Itinéraire détaillé et croquis sur camptocamp

C'était pour moi le tout dernier rêve de "grand" sommet alors qu'avec les années je suis devenu - avec bonheur - de plus en plus (cyclo)randonneur et de moins en moins alpiniste. Comme pour beaucoup avant et après moi, un curieux mélange d'envie et d'appréhension me faisait repousser le projet d'année en année - avec peut-être l'espoir inavoué de devenir à force suffisamment âgé pour avoir l'excuse honorable de ne plus pouvoir y aller...Mais cette année plus moyen de reculer : nos 5 jours annuels avec Mathias encadrent un bon créneau météo, les conditions semblent favorables, lui me pense encore capable d'aller au Dru (imaginant sans doute sans oser me le dire "après ce sera trop tard"...), Agnès accepte de ne grimper avec nous que les 2 derniers jours...En plus les soucis de santé de mes vieux parents me font pas mal broyer du noir ces temps-ci, ça me changera les idées.

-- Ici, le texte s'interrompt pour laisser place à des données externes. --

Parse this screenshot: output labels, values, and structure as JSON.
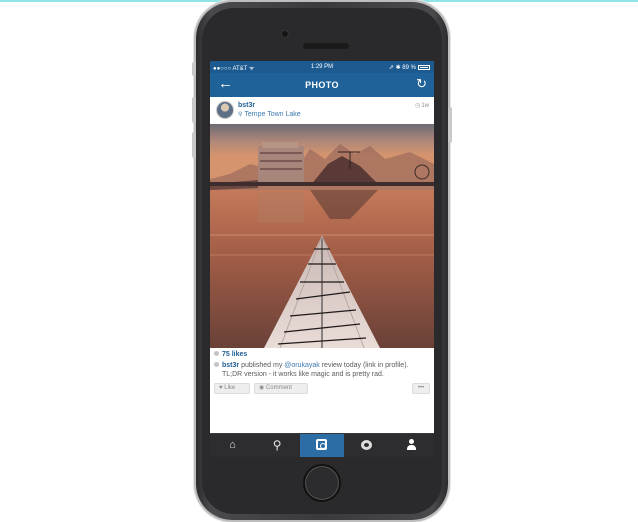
{
  "status_bar": {
    "carrier": "●●○○○ AT&T ᯤ",
    "time": "1:29 PM",
    "right": "⇗ ✱ 89 %"
  },
  "nav": {
    "back_icon": "arrow-left-icon",
    "title": "PHOTO",
    "refresh_icon": "refresh-icon"
  },
  "post": {
    "username": "bst3r",
    "location": "Tempe Town Lake",
    "time_ago": "1w",
    "likes": "75 likes",
    "caption_user": "bst3r",
    "caption_pre": " published my ",
    "caption_mention": "@orukayak",
    "caption_post": " review today (link in profile).",
    "caption_line2": "TL;DR version - it works like magic and is pretty rad."
  },
  "actions": {
    "like_label": "Like",
    "comment_label": "Comment",
    "more_label": "•••"
  },
  "tabs": [
    {
      "name": "home",
      "icon": "home-icon"
    },
    {
      "name": "explore",
      "icon": "search-icon"
    },
    {
      "name": "camera",
      "icon": "camera-icon",
      "active": true
    },
    {
      "name": "activity",
      "icon": "chat-bubble-icon"
    },
    {
      "name": "profile",
      "icon": "person-icon"
    }
  ],
  "colors": {
    "nav_blue": "#1f6299",
    "status_blue": "#1c5a90",
    "link_blue": "#1f5d94",
    "tab_dark": "#2d2d30",
    "tab_active": "#2d6da5"
  }
}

Bref c'est parti pour le mythique refuge de Charpoua - sous une pluie battante sitôt quitté le bas du télécabine. Bah ça nettoiera la poussière et les graviers posés sur les vires. 4h plus tard le moral est revenu, plaisir de retrouver David Pujol croisé 2 ans plus tôt à la Cassin du Badile...ainsi que la célèbre journaliste de montagne Maya Chollet avec qui j'avais faire brièvement connaissance quelques mois plus tôt à la Brèche Puiseux avec Mathias et ma fille Cécile. Il suffit d'écouter son excellent podcast Faces Nord pour relativer la difficulté de se lancer dans les Drus derrière la corde d'un bon guide par rapport à l'audace des anciens...

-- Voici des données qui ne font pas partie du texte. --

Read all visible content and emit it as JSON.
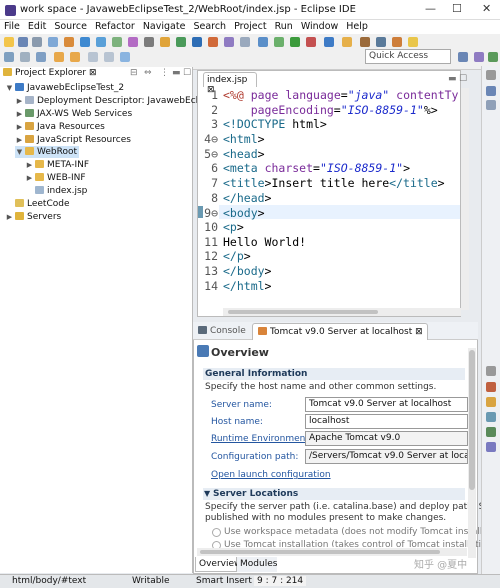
{
  "window": {
    "title": "work space - JavawebEclipseTest_2/WebRoot/index.jsp - Eclipse IDE",
    "minimize": "—",
    "maximize": "☐",
    "close": "✕"
  },
  "menu": [
    "File",
    "Edit",
    "Source",
    "Refactor",
    "Navigate",
    "Search",
    "Project",
    "Run",
    "Window",
    "Help"
  ],
  "quick_access": "Quick Access",
  "project_explorer": {
    "tab_label": "Project Explorer",
    "tab_close": "⊠",
    "items": [
      {
        "label": "JavawebEclipseTest_2",
        "level": 0,
        "open": true
      },
      {
        "label": "Deployment Descriptor: JavawebEclips",
        "level": 1,
        "open": false
      },
      {
        "label": "JAX-WS Web Services",
        "level": 1,
        "open": false
      },
      {
        "label": "Java Resources",
        "level": 1,
        "open": false
      },
      {
        "label": "JavaScript Resources",
        "level": 1,
        "open": false
      },
      {
        "label": "WebRoot",
        "level": 1,
        "open": true
      },
      {
        "label": "META-INF",
        "level": 2,
        "open": false
      },
      {
        "label": "WEB-INF",
        "level": 2,
        "open": false
      },
      {
        "label": "index.jsp",
        "level": 2,
        "open": false
      },
      {
        "label": "LeetCode",
        "level": 0,
        "open": false
      },
      {
        "label": "Servers",
        "level": 0,
        "open": false
      }
    ]
  },
  "editor": {
    "tab_label": "index.jsp",
    "tab_close": "⊠",
    "line_numbers": [
      "1",
      "2",
      "3",
      "4⊖",
      "5⊖",
      "6",
      "7",
      "8",
      "9⊖",
      "10",
      "11",
      "12",
      "13",
      "14"
    ],
    "lines": [
      "<%@ page language=\"java\" contentTy",
      "    pageEncoding=\"ISO-8859-1\"%>",
      "<!DOCTYPE html>",
      "<html>",
      "<head>",
      "<meta charset=\"ISO-8859-1\">",
      "<title>Insert title here</title>",
      "</head>",
      "<body>",
      "<p>",
      "Hello World!",
      "</p>",
      "</body>",
      "</html>"
    ]
  },
  "bottom_panel": {
    "tabs": [
      "Console",
      "Tomcat v9.0 Server at localhost"
    ],
    "tab_close": "⊠",
    "overview_title": "Overview",
    "general_info": {
      "title": "General Information",
      "desc": "Specify the host name and other common settings.",
      "fields": [
        {
          "label": "Server name:",
          "value": "Tomcat v9.0 Server at localhost",
          "link": false
        },
        {
          "label": "Host name:",
          "value": "localhost",
          "link": false
        },
        {
          "label": "Runtime Environment:",
          "value": "Apache Tomcat v9.0",
          "link": true
        },
        {
          "label": "Configuration path:",
          "value": "/Servers/Tomcat v9.0 Server at localhost-",
          "link": false
        }
      ],
      "open_launch": "Open launch configuration"
    },
    "server_locations": {
      "title": "Server Locations",
      "desc1": "Specify the server path (i.e. catalina.base) and deploy path. Server n",
      "desc2": "published with no modules present to make changes.",
      "options": [
        "Use workspace metadata (does not modify Tomcat installation)",
        "Use Tomcat installation (takes control of Tomcat installation)"
      ]
    },
    "bottom_tabs": [
      "Overview",
      "Modules"
    ]
  },
  "status_bar": {
    "path": "html/body/#text",
    "mode": "Writable",
    "insert": "Smart Insert",
    "position": "9 : 7 : 214"
  },
  "watermark": "知乎 @夏中"
}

L'ascension - qui se déroule d'abord de nuit puis à l'ombre - est un vrai livre ouvert d'alpinisme pionnier avec ses bouts de ficelous moisis indiquant au mieux des erreurs, ses terrasses de bivouac avec quelques restes de conserves rouillées, ses fissures courtes mais teigneuses en V ou pratiquer le 6b en couenne dalleuse ne sert pas à grand chose, ce glacier petit mais déchiqueté qui empêche souvent tout passage dès le milieu de l'été ou même avant, cette Madone criblée d'impacts de foudre la tête tournée vers Chamonix qui semble si loin (et il l'est !)...mais je crois que je plagie un peu les CR de sorties précédentes, on ressent visiblement tous un peu la même chose ici.

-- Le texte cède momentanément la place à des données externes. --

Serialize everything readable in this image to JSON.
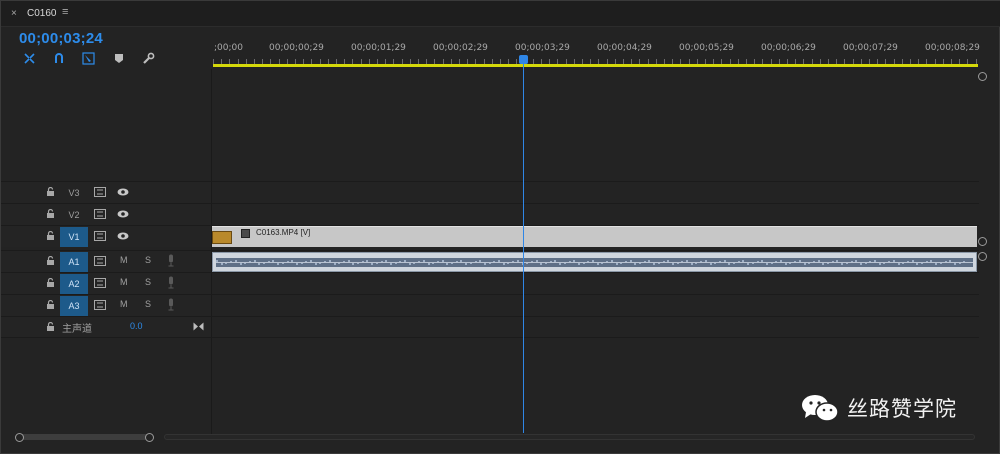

Passablement fracassé nerveusement et physiquement il me faudra 2 ou 3 jours pour me remettre. Je me rassurais en me disant que j'étais de loin le doyen des assaillants du Dru ce jour là...mais même pas, il y avait Fred le sympathique alsacien (comme moi) du même millésime, qui lui a fait toute la course en tête avec Maya ! Chapeau bas. Mathias a rajouté qu'il avait récemment emmené un client de 65 ans à la Verte. J'ai donc quelques années devant moi. Et pourtant pas bien sûr d'avoir envie de remettre ça. Il y a sans doute un temps pour tout qui est propre à chacun.

Epilogue : on avait dans l'idée de finir le séjour avec Agnès et Matthias au Peigne (Minettes & co). Donc résa le samedi soir au Plan de l'Aiguille...sauf que la benne ne tourne pas à cause du vent. J'appelle le refuge pour prévenir qu'on ne pourra pas monter (OK, à pied avec 1200m de montée et des jambes encore bien cassées, mais non) - ils m'envoient gentiment paitre en m'expliquant que le téléphérique n'est pas leur problème et qu'ils garderont la totalité des arrhes sur les 2 jours pour nous 3. Bien sûr impossible de se loger à des lieux à la ronde en ce samedi soir veille de l'arrivée du Tour à St Gervais...miracle une dispo apparait sur booking.com au Fayet - je bloque immédiatement la réservation pour Agnès et moi. On arrive à la réception 30mn plus tard en se réjouissant enfin de poser le gros sac, de se débarbouiller alors qu'il fait 35° et qu'on est tous deux gluants de sueur, et de se vautrer enfin dans un bon lit sous la clim. Sauf que booking s'est planté et que c'est plein...


Au bord des larmes je laisse Agnès reprendre la main pour dénicher une chambre dans une jolie résidence venant d'ouvrir le jour même aux Contamines et donc encore absente des réseaux. A recommander +++ : le Nant Rouge, Carole et son mari sont adorables, ça faisait vraiment chaud au coeur de retrouver des gens comme eux après s'être fait rembarrer par les gros [censuré] du Plan de l'Aiguille. On est du coup restés dans le coin pour grimper autour de la Cicle, du beau rocher au soleil entouré d'alpages bucoliques sans l'once d'une appréhension. Je crois qu'on va en rester là pour la suite.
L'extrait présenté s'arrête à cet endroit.